Weight is related to size by the densities of materials used and the spatial efficiency of the structure. In the past, good packaging practice has led to densities in the neighborhood of the density of water (one gram per cubic centimeter). Early aerospace computers with 8K memories had masses on the order of 40 kg (88 lb), while equivalent present day machines have masses on the order of 20 kg (44 lb) or less.
Memory size, memory speed and processor operating speed are important factors in size since faster circuits, high-speed memories, and parallel operations all tend to lead to increased size and power dissipation. Low speed requirements may permit more efficient, serial or series-parallel processing and machine organization. Extremely small processors of the order of a few hundred cubic centimeters in volume, limited in throughput capability, can be made using large scale integrated-circuit packaging techniques.
Size reductions foreseen by the progress of the art of microminiaturization have been limited by problems in the areas of heat transfer, interconnections including the availability of test points), ability to replace subsections, and power conversion. Consequently, the greatest overall economy is not necessarily achieved by designing to the minimum possible volume but rather requires tradeoffs in volume vs operating features.
(3) Power Consumption
Except for certain special low power logic systems, the advent of integrated circuitry, MSI and LSI, has not produced dramatic reductions in total power consumption. However, the power efficiency has been substantially improved since more computation can be performed for a given amount of power. Low power consumption may enhance reliability since, for instance, some semiconductor failure mechanisms are strongly temperature dependent. Since the memory often consumes the bulk of the power, it is a major factor in power requirements.
Another important consideration is speed since faster circuits nearly always require larger currents, and, in particular, faster core or film memories normally require larger drive currents. Therefore, a faster computer with otherwise the same operating characteristics generally requires more power. Occasionally, the power distribution to spaceborne computers is controlled during different phases of the flight. For example, the Apollo lunar module computers are powered down during most of the flight to the moon. For these applications, fixed memories or nonvolatile NDRO memories are usually desirable since they retain their contents when the power is turned off. The computer may not be switched off entirely in some cases but "idled" at low standby power; periodically, it will awaken itself to perform tasks such as midcourse-guidance calculations. A few special circuits have been developed which consume very little or no power in the standby condition. The newer circuit technologies such as low power bipolar logic and metal-oxide-semiconductor-field-effect-transistors (MOSFETs) - particularly complementary MOSFETs - consume less power than the bipolar circuitry which is most commonly used in spaceborne computers today.

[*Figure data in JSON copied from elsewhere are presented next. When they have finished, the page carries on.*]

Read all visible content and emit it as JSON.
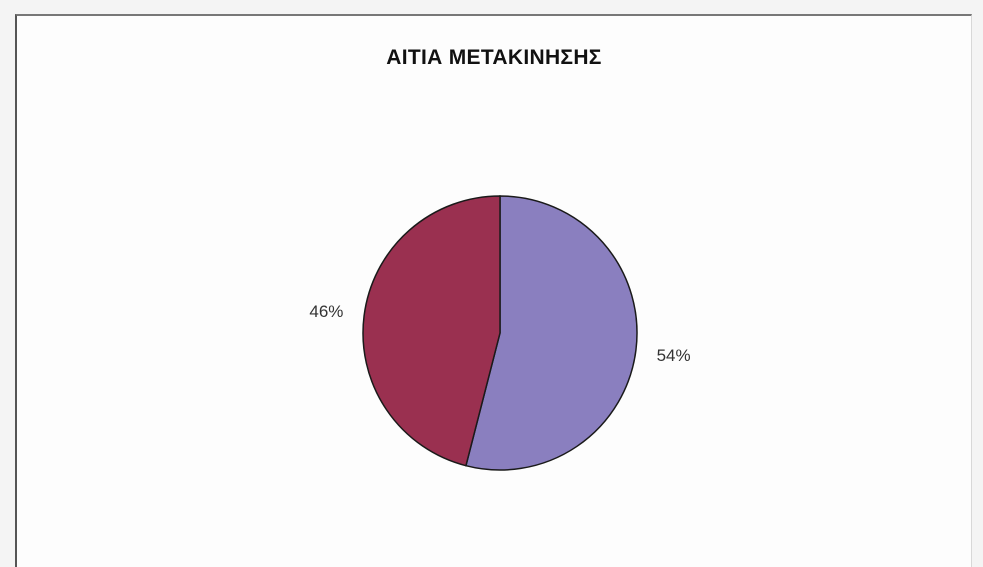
{
  "chart_data": {
    "type": "pie",
    "title": "ΑΙΤΙΑ ΜΕΤΑΚΙΝΗΣΗΣ",
    "slices": [
      {
        "value": 54,
        "label": "54%",
        "color": "#8a7fbf"
      },
      {
        "value": 46,
        "label": "46%",
        "color": "#9a3050"
      }
    ]
  }
}
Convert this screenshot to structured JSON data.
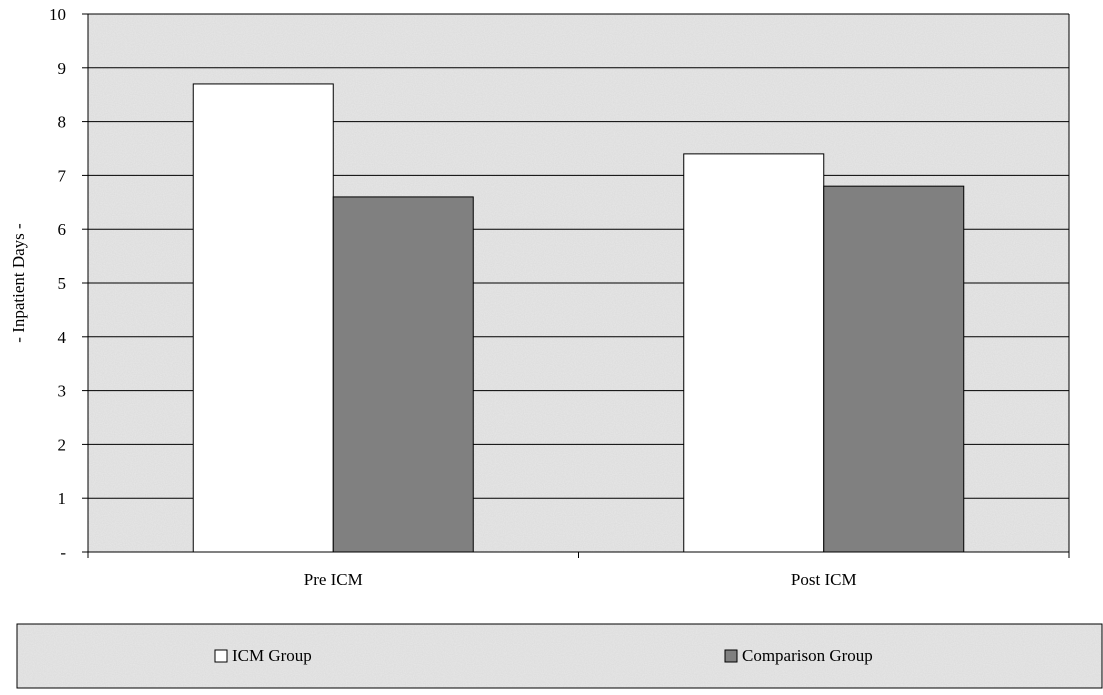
{
  "chart_data": {
    "type": "bar",
    "title": "",
    "xlabel": "",
    "ylabel": "- Inpatient Days -",
    "ylim": [
      0,
      10
    ],
    "yticks": [
      "-",
      "1",
      "2",
      "3",
      "4",
      "5",
      "6",
      "7",
      "8",
      "9",
      "10"
    ],
    "categories": [
      "Pre ICM",
      "Post ICM"
    ],
    "series": [
      {
        "name": "ICM Group",
        "values": [
          8.7,
          7.4
        ],
        "color": "#ffffff"
      },
      {
        "name": "Comparison Group",
        "values": [
          6.6,
          6.8
        ],
        "color": "#808080"
      }
    ],
    "grid": true,
    "legend_position": "bottom",
    "plot_background": "speckled light gray"
  }
}
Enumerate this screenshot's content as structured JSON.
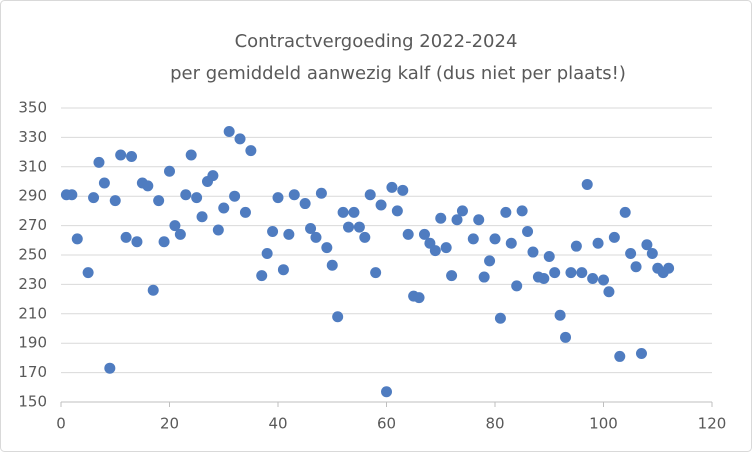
{
  "chart_data": {
    "type": "scatter",
    "title": "Contractvergoeding 2022-2024",
    "subtitle": "per gemiddeld aanwezig kalf (dus niet per plaats!)",
    "color": "#4f7cc0",
    "grid": true,
    "xlim": [
      0,
      120
    ],
    "xticks": [
      0,
      20,
      40,
      60,
      80,
      100,
      120
    ],
    "ylim": [
      150,
      350
    ],
    "yticks": [
      150,
      170,
      190,
      210,
      230,
      250,
      270,
      290,
      310,
      330,
      350
    ],
    "x": [
      1,
      2,
      3,
      5,
      6,
      7,
      8,
      9,
      10,
      11,
      12,
      13,
      14,
      15,
      16,
      17,
      18,
      19,
      20,
      21,
      22,
      23,
      24,
      25,
      26,
      27,
      28,
      29,
      30,
      31,
      32,
      33,
      34,
      35,
      37,
      38,
      39,
      40,
      41,
      42,
      43,
      45,
      46,
      47,
      48,
      49,
      50,
      51,
      52,
      53,
      54,
      55,
      56,
      57,
      58,
      59,
      60,
      61,
      62,
      63,
      64,
      65,
      66,
      67,
      68,
      69,
      70,
      71,
      72,
      73,
      74,
      76,
      77,
      78,
      79,
      80,
      81,
      82,
      83,
      84,
      85,
      86,
      87,
      88,
      89,
      90,
      91,
      92,
      93,
      94,
      95,
      96,
      97,
      98,
      99,
      100,
      101,
      102,
      103,
      104,
      105,
      106,
      107,
      108,
      109,
      110,
      111,
      112
    ],
    "values": [
      291,
      291,
      261,
      238,
      289,
      313,
      299,
      173,
      287,
      318,
      262,
      317,
      259,
      299,
      297,
      226,
      287,
      259,
      307,
      270,
      264,
      291,
      318,
      289,
      276,
      300,
      304,
      267,
      282,
      334,
      290,
      329,
      279,
      321,
      236,
      251,
      266,
      289,
      240,
      264,
      291,
      285,
      268,
      262,
      292,
      255,
      243,
      208,
      279,
      269,
      279,
      269,
      262,
      291,
      238,
      284,
      157,
      296,
      280,
      294,
      264,
      222,
      221,
      264,
      258,
      253,
      275,
      255,
      236,
      274,
      280,
      261,
      274,
      235,
      246,
      261,
      207,
      279,
      258,
      229,
      280,
      266,
      252,
      235,
      234,
      249,
      238,
      209,
      194,
      238,
      256,
      238,
      298,
      234,
      258,
      233,
      225,
      262,
      181,
      279,
      251,
      242,
      183,
      257,
      251,
      241,
      238,
      241
    ]
  }
}
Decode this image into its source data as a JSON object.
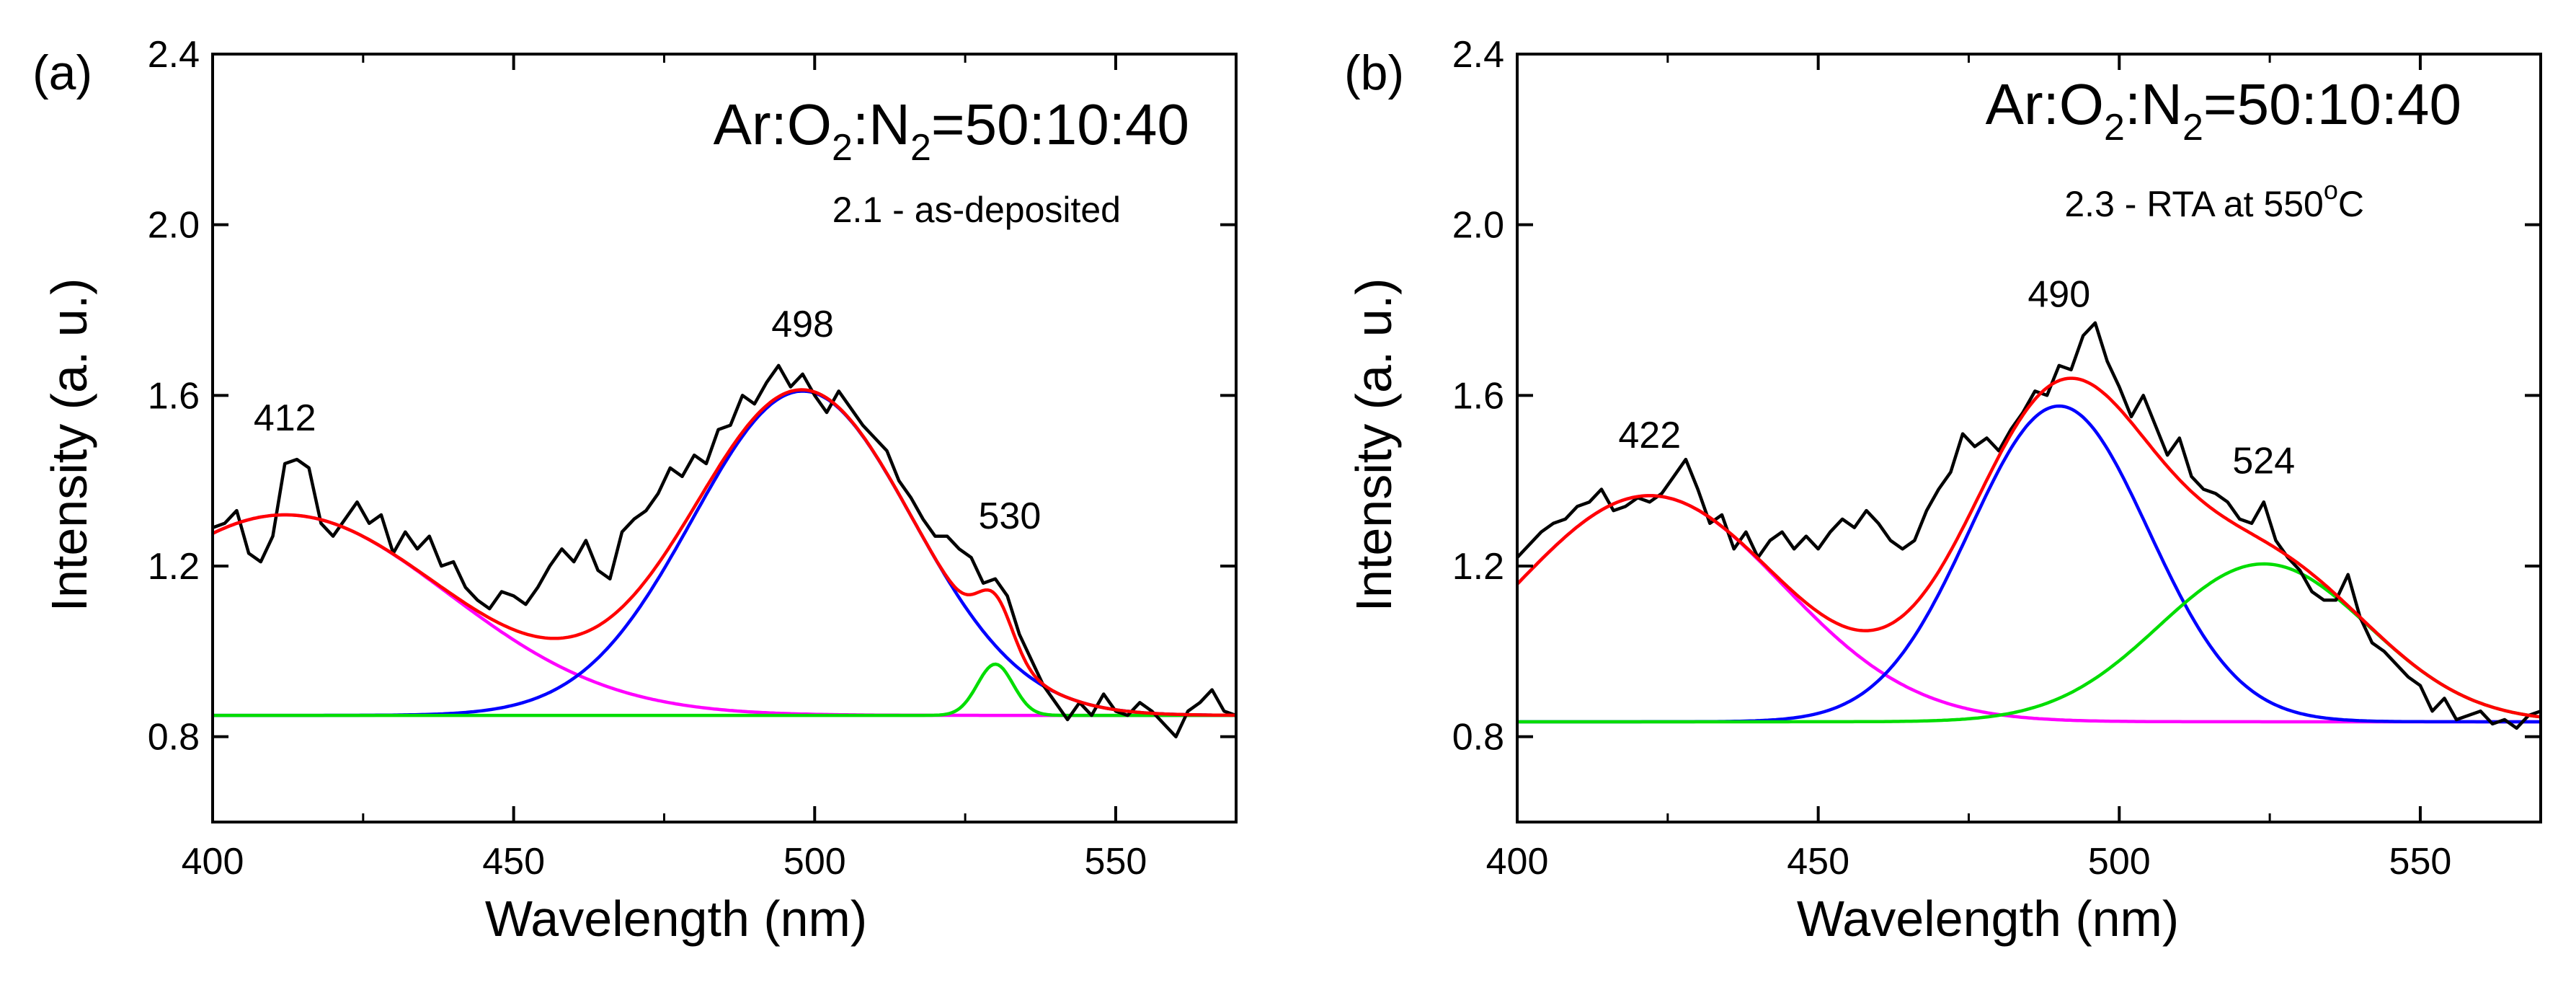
{
  "chart_data": [
    {
      "type": "line",
      "panel_label": "(a)",
      "composition": {
        "p1": "Ar:O",
        "s1": "2",
        "p2": ":N",
        "s2": "2",
        "p3": "=50:10:40"
      },
      "sample_label": "2.1 - as-deposited",
      "xlabel": "Wavelength (nm)",
      "ylabel": "Intensity (a. u.)",
      "xlim": [
        400,
        570
      ],
      "ylim": [
        0.6,
        2.4
      ],
      "xticks": [
        400,
        450,
        500,
        550
      ],
      "xtick_labels": [
        "400",
        "450",
        "500",
        "550"
      ],
      "yticks": [
        0.8,
        1.2,
        1.6,
        2.0,
        2.4
      ],
      "ytick_labels": [
        "0.8",
        "1.2",
        "1.6",
        "2.0",
        "2.4"
      ],
      "baseline": 0.85,
      "peaks": [
        {
          "center": 412,
          "amplitude": 0.47,
          "fwhm": 64,
          "color": "#ff00ff",
          "label": "412"
        },
        {
          "center": 498,
          "amplitude": 0.76,
          "fwhm": 43,
          "color": "#0000ff",
          "label": "498"
        },
        {
          "center": 530,
          "amplitude": 0.12,
          "fwhm": 7,
          "color": "#00dd00",
          "label": "530"
        }
      ],
      "fit_color": "#ff0000",
      "data_color": "#000000",
      "data_points": [
        [
          400,
          1.29
        ],
        [
          402,
          1.3
        ],
        [
          404,
          1.33
        ],
        [
          406,
          1.23
        ],
        [
          408,
          1.21
        ],
        [
          410,
          1.27
        ],
        [
          412,
          1.44
        ],
        [
          414,
          1.45
        ],
        [
          416,
          1.43
        ],
        [
          418,
          1.3
        ],
        [
          420,
          1.27
        ],
        [
          422,
          1.31
        ],
        [
          424,
          1.35
        ],
        [
          426,
          1.3
        ],
        [
          428,
          1.32
        ],
        [
          430,
          1.23
        ],
        [
          432,
          1.28
        ],
        [
          434,
          1.24
        ],
        [
          436,
          1.27
        ],
        [
          438,
          1.2
        ],
        [
          440,
          1.21
        ],
        [
          442,
          1.15
        ],
        [
          444,
          1.12
        ],
        [
          446,
          1.1
        ],
        [
          448,
          1.14
        ],
        [
          450,
          1.13
        ],
        [
          452,
          1.11
        ],
        [
          454,
          1.15
        ],
        [
          456,
          1.2
        ],
        [
          458,
          1.24
        ],
        [
          460,
          1.21
        ],
        [
          462,
          1.26
        ],
        [
          464,
          1.19
        ],
        [
          466,
          1.17
        ],
        [
          468,
          1.28
        ],
        [
          470,
          1.31
        ],
        [
          472,
          1.33
        ],
        [
          474,
          1.37
        ],
        [
          476,
          1.43
        ],
        [
          478,
          1.41
        ],
        [
          480,
          1.46
        ],
        [
          482,
          1.44
        ],
        [
          484,
          1.52
        ],
        [
          486,
          1.53
        ],
        [
          488,
          1.6
        ],
        [
          490,
          1.58
        ],
        [
          492,
          1.63
        ],
        [
          494,
          1.67
        ],
        [
          496,
          1.62
        ],
        [
          498,
          1.65
        ],
        [
          500,
          1.6
        ],
        [
          502,
          1.56
        ],
        [
          504,
          1.61
        ],
        [
          506,
          1.57
        ],
        [
          508,
          1.53
        ],
        [
          510,
          1.5
        ],
        [
          512,
          1.47
        ],
        [
          514,
          1.4
        ],
        [
          516,
          1.36
        ],
        [
          518,
          1.31
        ],
        [
          520,
          1.27
        ],
        [
          522,
          1.27
        ],
        [
          524,
          1.24
        ],
        [
          526,
          1.22
        ],
        [
          528,
          1.16
        ],
        [
          530,
          1.17
        ],
        [
          532,
          1.13
        ],
        [
          534,
          1.04
        ],
        [
          536,
          0.98
        ],
        [
          538,
          0.92
        ],
        [
          540,
          0.88
        ],
        [
          542,
          0.84
        ],
        [
          544,
          0.88
        ],
        [
          546,
          0.85
        ],
        [
          548,
          0.9
        ],
        [
          550,
          0.86
        ],
        [
          552,
          0.85
        ],
        [
          554,
          0.88
        ],
        [
          556,
          0.86
        ],
        [
          558,
          0.83
        ],
        [
          560,
          0.8
        ],
        [
          562,
          0.86
        ],
        [
          564,
          0.88
        ],
        [
          566,
          0.91
        ],
        [
          568,
          0.86
        ],
        [
          570,
          0.85
        ]
      ]
    },
    {
      "type": "line",
      "panel_label": "(b)",
      "composition": {
        "p1": "Ar:O",
        "s1": "2",
        "p2": ":N",
        "s2": "2",
        "p3": "=50:10:40"
      },
      "sample_label": "2.3 - RTA at 550",
      "sample_label_deg": "o",
      "sample_label_unit": "C",
      "xlabel": "Wavelength (nm)",
      "ylabel": "Intensity (a. u.)",
      "xlim": [
        400,
        570
      ],
      "ylim": [
        0.6,
        2.4
      ],
      "xticks": [
        400,
        450,
        500,
        550
      ],
      "xtick_labels": [
        "400",
        "450",
        "500",
        "550"
      ],
      "yticks": [
        0.8,
        1.2,
        1.6,
        2.0,
        2.4
      ],
      "ytick_labels": [
        "0.8",
        "1.2",
        "1.6",
        "2.0",
        "2.4"
      ],
      "baseline": 0.835,
      "peaks": [
        {
          "center": 422,
          "amplitude": 0.53,
          "fwhm": 52,
          "color": "#ff00ff",
          "label": "422"
        },
        {
          "center": 490,
          "amplitude": 0.74,
          "fwhm": 35,
          "color": "#0000ff",
          "label": "490"
        },
        {
          "center": 524,
          "amplitude": 0.37,
          "fwhm": 41,
          "color": "#00dd00",
          "label": "524"
        }
      ],
      "fit_color": "#ff0000",
      "data_color": "#000000",
      "data_points": [
        [
          400,
          1.22
        ],
        [
          402,
          1.25
        ],
        [
          404,
          1.28
        ],
        [
          406,
          1.3
        ],
        [
          408,
          1.31
        ],
        [
          410,
          1.34
        ],
        [
          412,
          1.35
        ],
        [
          414,
          1.38
        ],
        [
          416,
          1.33
        ],
        [
          418,
          1.34
        ],
        [
          420,
          1.36
        ],
        [
          422,
          1.35
        ],
        [
          424,
          1.37
        ],
        [
          426,
          1.41
        ],
        [
          428,
          1.45
        ],
        [
          430,
          1.38
        ],
        [
          432,
          1.3
        ],
        [
          434,
          1.32
        ],
        [
          436,
          1.24
        ],
        [
          438,
          1.28
        ],
        [
          440,
          1.22
        ],
        [
          442,
          1.26
        ],
        [
          444,
          1.28
        ],
        [
          446,
          1.24
        ],
        [
          448,
          1.27
        ],
        [
          450,
          1.24
        ],
        [
          452,
          1.28
        ],
        [
          454,
          1.31
        ],
        [
          456,
          1.29
        ],
        [
          458,
          1.33
        ],
        [
          460,
          1.3
        ],
        [
          462,
          1.26
        ],
        [
          464,
          1.24
        ],
        [
          466,
          1.26
        ],
        [
          468,
          1.33
        ],
        [
          470,
          1.38
        ],
        [
          472,
          1.42
        ],
        [
          474,
          1.51
        ],
        [
          476,
          1.48
        ],
        [
          478,
          1.5
        ],
        [
          480,
          1.47
        ],
        [
          482,
          1.52
        ],
        [
          484,
          1.56
        ],
        [
          486,
          1.61
        ],
        [
          488,
          1.6
        ],
        [
          490,
          1.67
        ],
        [
          492,
          1.66
        ],
        [
          494,
          1.74
        ],
        [
          496,
          1.77
        ],
        [
          498,
          1.68
        ],
        [
          500,
          1.62
        ],
        [
          502,
          1.55
        ],
        [
          504,
          1.6
        ],
        [
          506,
          1.53
        ],
        [
          508,
          1.46
        ],
        [
          510,
          1.5
        ],
        [
          512,
          1.41
        ],
        [
          514,
          1.38
        ],
        [
          516,
          1.37
        ],
        [
          518,
          1.35
        ],
        [
          520,
          1.31
        ],
        [
          522,
          1.3
        ],
        [
          524,
          1.35
        ],
        [
          526,
          1.26
        ],
        [
          528,
          1.22
        ],
        [
          530,
          1.19
        ],
        [
          532,
          1.14
        ],
        [
          534,
          1.12
        ],
        [
          536,
          1.12
        ],
        [
          538,
          1.18
        ],
        [
          540,
          1.08
        ],
        [
          542,
          1.02
        ],
        [
          544,
          1.0
        ],
        [
          546,
          0.97
        ],
        [
          548,
          0.94
        ],
        [
          550,
          0.92
        ],
        [
          552,
          0.86
        ],
        [
          554,
          0.89
        ],
        [
          556,
          0.84
        ],
        [
          558,
          0.85
        ],
        [
          560,
          0.86
        ],
        [
          562,
          0.83
        ],
        [
          564,
          0.84
        ],
        [
          566,
          0.82
        ],
        [
          568,
          0.85
        ],
        [
          570,
          0.86
        ]
      ]
    }
  ]
}
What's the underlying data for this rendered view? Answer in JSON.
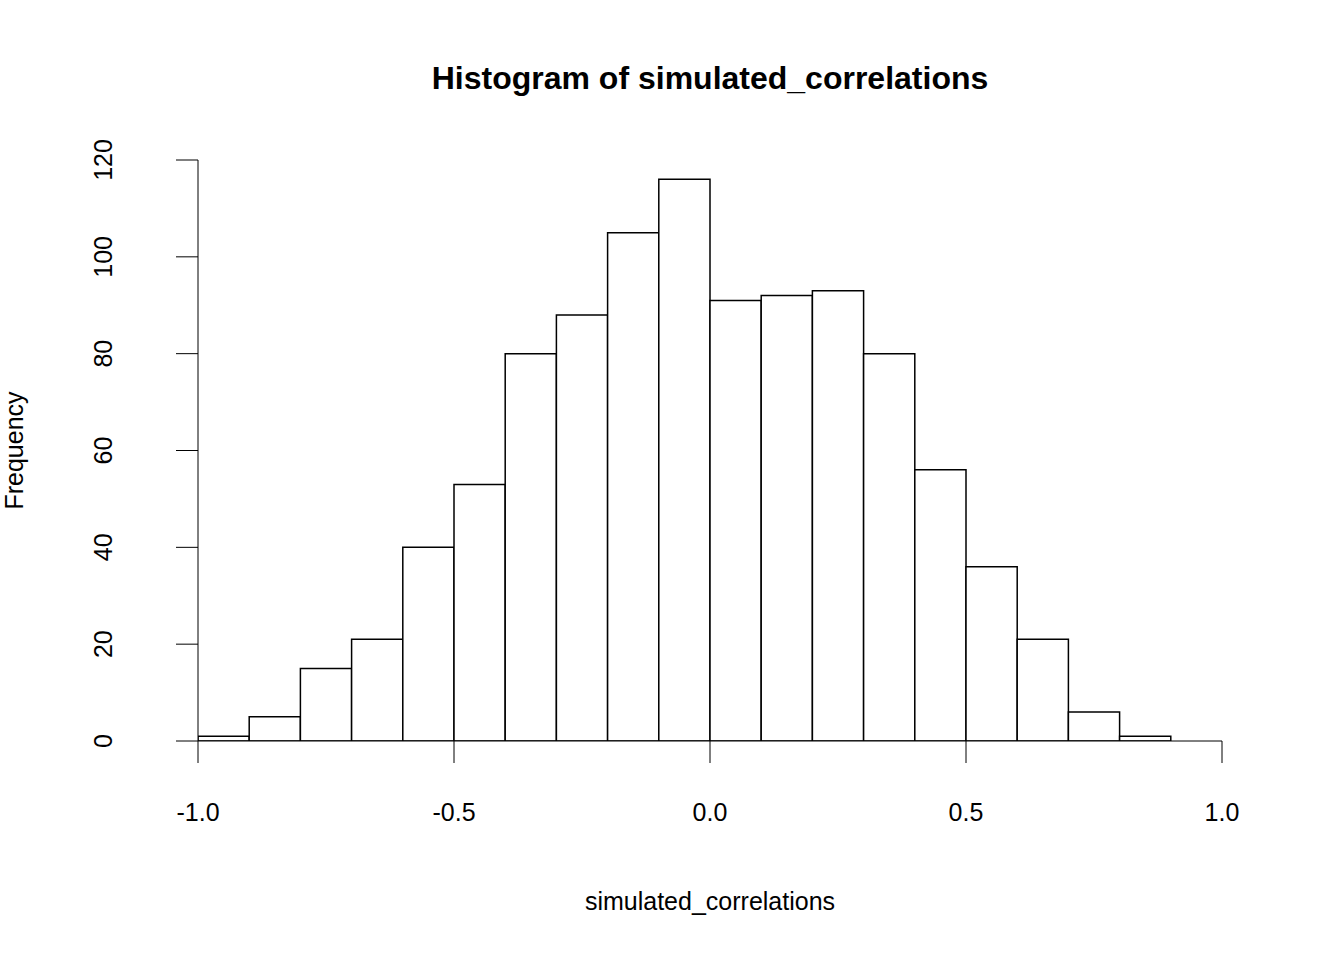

In the interest of reliability, power supplies are often duplicated, as in the Saturn LVDC, and provision is made for switching in spare power supplies when those in use fail during a mission. Also, protective circuitry is often included to protect against power surges caused by certain types of power supply failures. Computers with a restart capability incorporate an alarm to warn of power supply failure and a temporary power source to allow retention of system status. However, the advantages of these protective features are gained at the expense of increased weight and volume as well as the added complexity.